[Newcompiler] Optimizing compiled methods for performance [was: A day optimizing]

Tue May 29 21:38:04 UTC 2007

[Stef, here's my attempt to sum up the discussion; history is at the  
bottom]

It all began when Damien asked for faster code for his Nile package (so if  
necessary do blame him :) Nile makes heavy use of Traits and features a  
crystal clear component plan. We exchanged a couple of messages and each  
[message, pun intended] made the code run faster :)

The Nile streams are now faster than the ST-80 (+ the Squeak hacks which  
accumulated over time) streams and here are the results Damien posted on  
Monday:

#next is	 4% faster
#nextPutAll: is	 9% faster
#next: is	35% faster
#nextPut: is	50% faster

impressive. awesome. moves the same amount of data in less time *and* has  
better features.

When discussing which construct saved what bytecode, Stef asked, would it  
be possible that having a smarter compiler we avoid to write shit code like

	position := position + (size := 1)

but write it in a readable way and the compiler does its job?

Roel stepped in and said that's about the simplest thing any optimizing  
compilers can do.
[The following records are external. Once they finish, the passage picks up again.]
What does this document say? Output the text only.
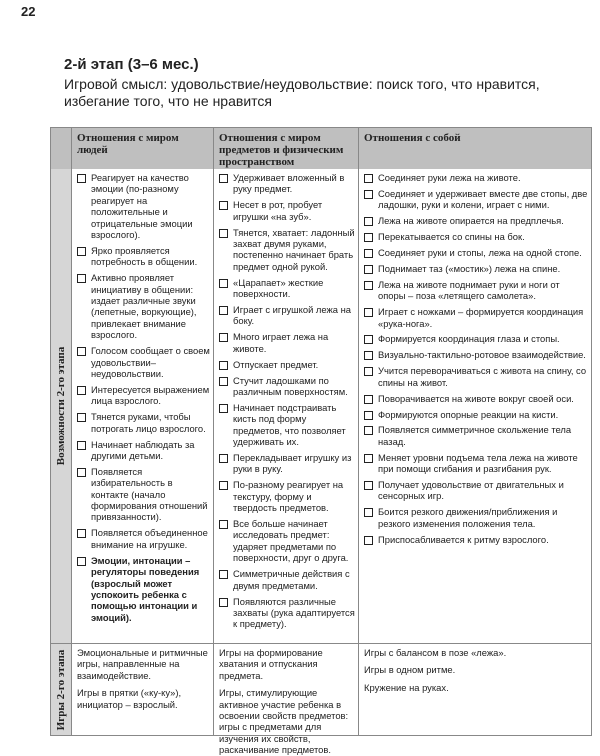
22
2-й этап (3–6 мес.)
Игровой смысл: удовольствие/неудовольствие: поиск того, что нравится, избегание того, что не нравится
Отношения с миром людей
Отношения с миром предметов и физическим пространством
Отношения с собой
Возможности 2-го этапа
Реагирует на качество эмоции (по-разному реагирует на положительные и отрицательные эмоции взрослого).
Ярко проявляется потребность в общении.
Активно проявляет инициативу в общении: издает различные звуки (лепетные, воркующие), привлекает внимание взрослого.
Голосом сообщает о своем удовольствии–неудовольствии.
Интересуется выражением лица взрослого.
Тянется руками, чтобы потрогать лицо взрослого.
Начинает наблюдать за другими детьми.
Появляется избирательность в контакте (начало формирования отношений привязанности).
Появляется объединенное внимание на игрушке.
Эмоции, интонации – регуляторы поведения (взрослый может успокоить ребенка с помощью интонации и эмоций).
Удерживает вложенный в руку предмет.
Несет в рот, пробует игрушки «на зуб».
Тянется, хватает: ладонный захват двумя руками, постепенно начинает брать предмет одной рукой.
«Царапает» жесткие поверхности.
Играет с игрушкой лежа на боку.
Много играет лежа на животе.
Отпускает предмет.
Стучит ладошками по различным поверхностям.
Начинает подстраивать кисть под форму предметов, что позволяет удерживать их.
Перекладывает игрушку из руки в руку.
По-разному реагирует на текстуру, форму и твердость предметов.
Все больше начинает исследовать предмет: ударяет предметами по поверхности, друг о друга.
Симметричные действия с двумя предметами.
Появляются различные захваты (рука адаптируется к предмету).
Соединяет руки лежа на животе.
Соединяет и удерживает вместе две стопы, две ладошки, руки и колени, играет с ними.
Лежа на животе опирается на предплечья.
Перекатывается со спины на бок.
Соединяет руки и стопы, лежа на одной стопе.
Поднимает таз («мостик») лежа на спине.
Лежа на животе поднимает руки и ноги от опоры – поза «летящего самолета».
Играет с ножками – формируется координация «рука-нога».
Формируется координация глаза и стопы.
Визуально-тактильно-ротовое взаимодействие.
Учится переворачиваться с живота на спину, со спины на живот.
Поворачивается на животе вокруг своей оси.
Формируются опорные реакции на кисти.
Появляется симметричное скольжение тела назад.
Меняет уровни подъема тела лежа на животе при помощи сгибания и разгибания рук.
Получает удовольствие от двигательных и сенсорных игр.
Боится резкого движения/приближения и резкого изменения положения тела.
Приспосабливается к ритму взрослого.
Игры 2-го этапа Эмоциональные и ритмичные игры, направленные на взаимодействие.
Игры в прятки («ку-ку»), инициатор – взрослый.
Игры на формирование хватания и отпускания предмета.
Игры, стимулирующие активное участие ребенка в освоении свойств предметов: игры с предметами для изучения их свойств, раскачивание предметов.
Игры с балансом в позе «лежа».
Игры в одном ритме.
Кружение на руках.
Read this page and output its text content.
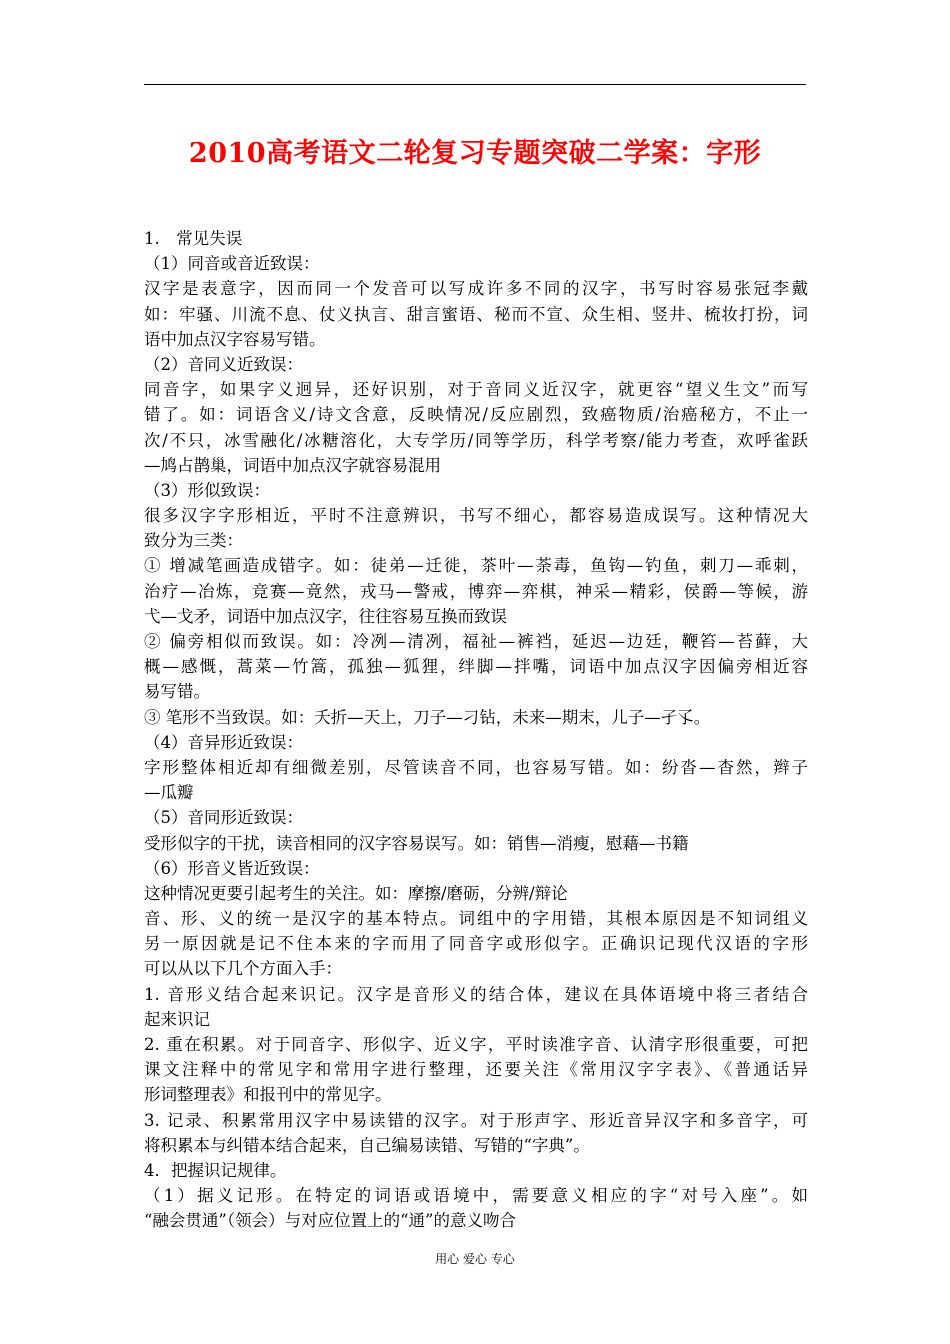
2010高考语文二轮复习专题突破二学案：字形
1.　常见失误
（1）同音或音近致误：
汉字是表意字，因而同一个发音可以写成许多不同的汉字，书写时容易张冠李戴
如：牢骚、川流不息、仗义执言、甜言蜜语、秘而不宣、众生相、竖井、梳妆打扮，词
语中加点汉字容易写错。
（2）音同义近致误：
同音字，如果字义迥异，还好识别，对于音同义近汉字，就更容“望义生文”而写
错了。如：词语含义/诗文含意，反映情况/反应剧烈，致癌物质/治癌秘方，不止一
次/不只，冰雪融化/冰糖溶化，大专学历/同等学历，科学考察/能力考查，欢呼雀跃
—鸠占鹊巢，词语中加点汉字就容易混用
（3）形似致误：
很多汉字字形相近，平时不注意辨识，书写不细心，都容易造成误写。这种情况大
致分为三类：
① 增减笔画造成错字。如：徒弟—迁徙，茶叶—荼毒，鱼钩—钓鱼，刺刀—乖刺，
治疗—冶炼，竞赛—竟然，戎马—警戒，博弈—弈棋，神采—精彩，侯爵—等候，游
弋—戈矛，词语中加点汉字，往往容易互换而致误
② 偏旁相似而致误。如：冷冽—清冽，福祉—裤裆，延迟—边廷，鞭笞—苔藓，大
概—感慨，蒿菜—竹篙，孤独—狐狸，绊脚—拌嘴，词语中加点汉字因偏旁相近容
易写错。
③ 笔形不当致误。如：夭折—天上，刀子—刁钻，未来—期末，儿子—孑孓。
（4）音异形近致误：
字形整体相近却有细微差别，尽管读音不同，也容易写错。如：纷沓—杳然，辫子
—瓜瓣
（5）音同形近致误：
受形似字的干扰，读音相同的汉字容易误写。如：销售—消瘦，慰藉—书籍
（6）形音义皆近致误：
这种情况更要引起考生的关注。如：摩擦/磨砺，分辨/辩论
音、形、义的统一是汉字的基本特点。词组中的字用错，其根本原因是不知词组义
另一原因就是记不住本来的字而用了同音字或形似字。正确识记现代汉语的字形
可以从以下几个方面入手：
1. 音形义结合起来识记。汉字是音形义的结合体，建议在具体语境中将三者结合
起来识记
2. 重在积累。对于同音字、形似字、近义字，平时读准字音、认清字形很重要，可把
课文注释中的常见字和常用字进行整理，还要关注《常用汉字字表》、《普通话异
形词整理表》和报刊中的常见字。
3. 记录、积累常用汉字中易读错的汉字。对于形声字、形近音异汉字和多音字，可
将积累本与纠错本结合起来，自己编易读错、写错的“字典”。
4．把握识记规律。
（1）据义记形。在特定的词语或语境中，需要意义相应的字“对号入座”。如
“融会贯通”（领会）与对应位置上的“通”的意义吻合
用心 爱心 专心
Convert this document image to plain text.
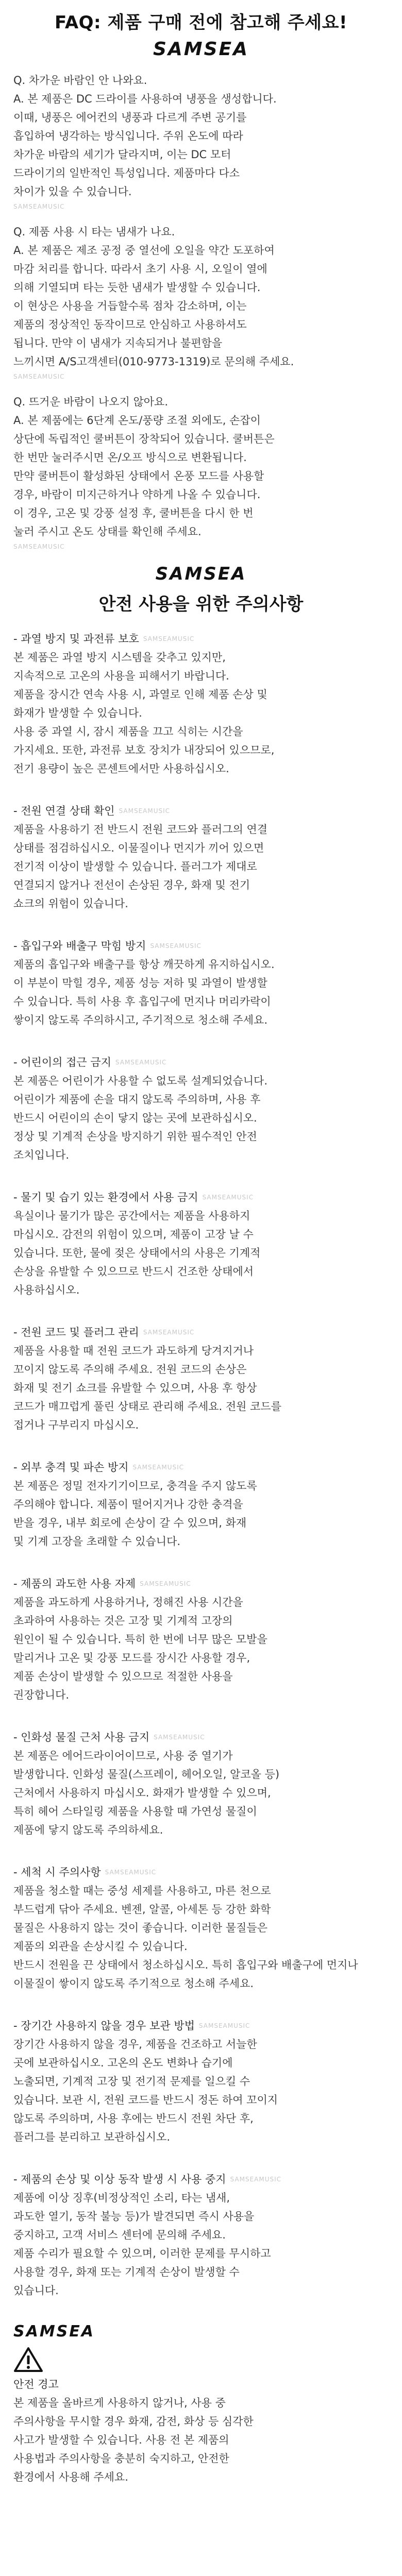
FAQ: 제품 구매 전에 참고해 주세요!
SAMSEA

Q. 차가운 바람인 안 나와요.
A. 본 제품은 DC 드라이를 사용하여 냉풍을 생성합니다.
이때, 냉풍은 에어컨의 냉풍과 다르게 주변 공기를
흡입하여 냉각하는 방식입니다. 주위 온도에 따라
차가운 바람의 세기가 달라지며, 이는 DC 모터
드라이기의 일반적인 특성입니다. 제품마다 다소
차이가 있을 수 있습니다.

SAMSEAMUSIC

Q. 제품 사용 시 타는 냄새가 나요.
A. 본 제품은 제조 공정 중 열선에 오일을 약간 도포하여
마감 처리를 합니다. 따라서 초기 사용 시, 오일이 열에
의해 기열되며 타는 듯한 냄새가 발생할 수 있습니다.
이 현상은 사용을 거듭할수록 점차 감소하며, 이는
제품의 정상적인 동작이므로 안심하고 사용하셔도
됩니다. 만약 이 냄새가 지속되거나 불편함을
느끼시면 A/S고객센터(010-9773-1319)로 문의해 주세요.

SAMSEAMUSIC

Q. 뜨거운 바람이 나오지 않아요.
A. 본 제품에는 6단계 온도/풍량 조절 외에도, 손잡이
상단에 독립적인 쿨버튼이 장착되어 있습니다. 쿨버튼은
한 번만 눌러주시면 온/오프 방식으로 변환됩니다.
만약 쿨버튼이 활성화된 상태에서 온풍 모드를 사용할
경우, 바람이 미지근하거나 약하게 나올 수 있습니다.
이 경우, 고온 및 강풍 설정 후, 쿨버튼을 다시 한 번
눌러 주시고 온도 상태를 확인해 주세요.

SAMSEAMUSIC
SAMSEA
안전 사용을 위한 주의사항
- 과열 방지 및 과전류 보호 SAMSEAMUSIC
본 제품은 과열 방지 시스템을 갖추고 있지만,
지속적으로 고온의 사용을 피해서기 바랍니다.
제품을 장시간 연속 사용 시, 과열로 인해 제품 손상 및
화재가 발생할 수 있습니다.
사용 중 과열 시, 잠시 제품을 끄고 식히는 시간을
가지세요. 또한, 과전류 보호 장치가 내장되어 있으므로,
전기 용량이 높은 콘센트에서만 사용하십시오.
- 전원 연결 상태 확인 SAMSEAMUSIC
제품을 사용하기 전 반드시 전원 코드와 플러그의 연결
상태를 점검하십시오. 이물질이나 먼지가 끼어 있으면
전기적 이상이 발생할 수 있습니다. 플러그가 제대로
연결되지 않거나 전선이 손상된 경우, 화재 및 전기
쇼크의 위험이 있습니다.
- 흡입구와 배출구 막힘 방지 SAMSEAMUSIC
제품의 흡입구와 배출구를 항상 깨끗하게 유지하십시오.
이 부분이 막힐 경우, 제품 성능 저하 및 과열이 발생할
수 있습니다. 특히 사용 후 흡입구에 먼지나 머리카락이
쌓이지 않도록 주의하시고, 주기적으로 청소해 주세요.
- 어린이의 접근 금지 SAMSEAMUSIC
본 제품은 어린이가 사용할 수 없도록 설계되었습니다.
어린이가 제품에 손을 대지 않도록 주의하며, 사용 후
반드시 어린이의 손이 닿지 않는 곳에 보관하십시오.
정상 및 기계적 손상을 방지하기 위한 필수적인 안전
조치입니다.
- 물기 및 습기 있는 환경에서 사용 금지 SAMSEAMUSIC
욕실이나 물기가 많은 공간에서는 제품을 사용하지
마십시오. 감전의 위험이 있으며, 제품이 고장 날 수
있습니다. 또한, 물에 젖은 상태에서의 사용은 기계적
손상을 유발할 수 있으므로 반드시 건조한 상태에서
사용하십시오.
- 전원 코드 및 플러그 관리 SAMSEAMUSIC
제품을 사용할 때 전원 코드가 과도하게 당겨지거나
꼬이지 않도록 주의해 주세요. 전원 코드의 손상은
화재 및 전기 쇼크를 유발할 수 있으며, 사용 후 항상
코드가 매끄럽게 풀린 상태로 관리해 주세요. 전원 코드를
접거나 구부리지 마십시오.
- 외부 충격 및 파손 방지 SAMSEAMUSIC
본 제품은 정밀 전자기기이므로, 충격을 주지 않도록
주의해야 합니다. 제품이 떨어지거나 강한 충격을
받을 경우, 내부 회로에 손상이 갈 수 있으며, 화재
및 기계 고장을 초래할 수 있습니다.
- 제품의 과도한 사용 자제 SAMSEAMUSIC
제품을 과도하게 사용하거나, 정해진 사용 시간을
초과하여 사용하는 것은 고장 및 기계적 고장의
원인이 될 수 있습니다. 특히 한 번에 너무 많은 모발을
말리거나 고온 및 강풍 모드를 장시간 사용할 경우,
제품 손상이 발생할 수 있으므로 적절한 사용을
권장합니다.
- 인화성 물질 근처 사용 금지 SAMSEAMUSIC
본 제품은 에어드라이어이므로, 사용 중 열기가
발생합니다. 인화성 물질(스프레이, 헤어오일, 알코올 등)
근처에서 사용하지 마십시오. 화재가 발생할 수 있으며,
특히 헤어 스타일링 제품을 사용할 때 가연성 물질이
제품에 닿지 않도록 주의하세요.
- 세척 시 주의사항 SAMSEAMUSIC
제품을 청소할 때는 중성 세제를 사용하고, 마른 천으로
부드럽게 닦아 주세요. 벤젠, 알콜, 아세톤 등 강한 화학
물질은 사용하지 않는 것이 좋습니다. 이러한 물질들은
제품의 외관을 손상시킬 수 있습니다.
반드시 전원을 끈 상태에서 청소하십시오. 특히 흡입구와 배출구에 먼지나
이물질이 쌓이지 않도록 주기적으로 청소해 주세요.
- 장기간 사용하지 않을 경우 보관 방법 SAMSEAMUSIC
장기간 사용하지 않을 경우, 제품을 건조하고 서늘한
곳에 보관하십시오. 고온의 온도 변화나 습기에
노출되면, 기계적 고장 및 전기적 문제를 일으킬 수
있습니다. 보관 시, 전원 코드를 반드시 정돈 하여 꼬이지
않도록 주의하며, 사용 후에는 반드시 전원 차단 후,
플러그를 분리하고 보관하십시오.
- 제품의 손상 및 이상 동작 발생 시 사용 중지 SAMSEAMUSIC
제품에 이상 징후(비정상적인 소리, 타는 냄새,
과도한 열기, 동작 불능 등)가 발견되면 즉시 사용을
중지하고, 고객 서비스 센터에 문의해 주세요.
제품 수리가 필요할 수 있으며, 이러한 문제를 무시하고
사용할 경우, 화재 또는 기계적 손상이 발생할 수
있습니다.
SAMSEA
안전 경고
본 제품을 올바르게 사용하지 않거나, 사용 중
주의사항을 무시할 경우 화재, 감전, 화상 등 심각한
사고가 발생할 수 있습니다. 사용 전 본 제품의
사용법과 주의사항을 충분히 숙지하고, 안전한
환경에서 사용해 주세요.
He mentioned building a data-glow graph [ed.: MIT's  
using that term] on which to do some form of pattern matching. This is a  
huge active area of research but Roel hasn't seen something in the context  
of blockclosures, for example.

Then I threw in concerns about acceptabilty: the debugger must know about  
optimizations (for example when a temp var was optimized away, as we did  
for the Nile streams). Debugger and compiler must be kept in sync when  
doing clever optimizations.

Roel sketched three things to be associated with an optimized method:
1- Optimized bytecode that are interpreted,
2- A non-optimized format that is used when debugging (this could be  
(unoptimized) bytecodes but will mostly likely be the meta-information for  
the optimized interpreted form),
3- A string with the source code.

Other items mentioned by Roel like the use of AST and Rewriteable  
Reference Attribute Grammars (see Ecoop'04 paper), a grammar format for  
specifying rewrites of ASTs, can be found in the history section further  
down.

Markus suggested to keep ASTs (instead of non-optimized version as  
bytecode) as meta data for the debugger's job and pointed us to

- http://www.iam.unibe.ch/~scg/Research/Reflectivity/

and mentioned that it gets extremely tricky when merging methods, e.g.  
inlining.

--------------------------------------------
End sum. Please post what I failed to notice.
--------------------------------------------

My impression of Rewriteable Reference Attribute Grammars is that they are  
primarily used for injecting expansions of domain specific "macros" (like  
sql strings) into existing languages and also for pre-processing nodes  
(again, mainly expansions) for simplifying the code generator's part. And  
the paper of Ekman and Hedin (ReRAGs, JastAdd II) for example is  
"centered" around Edsger W. Dijkstra's algorithm for self-stabilization of  
their rewrite rules (without mentioning Dijkstra).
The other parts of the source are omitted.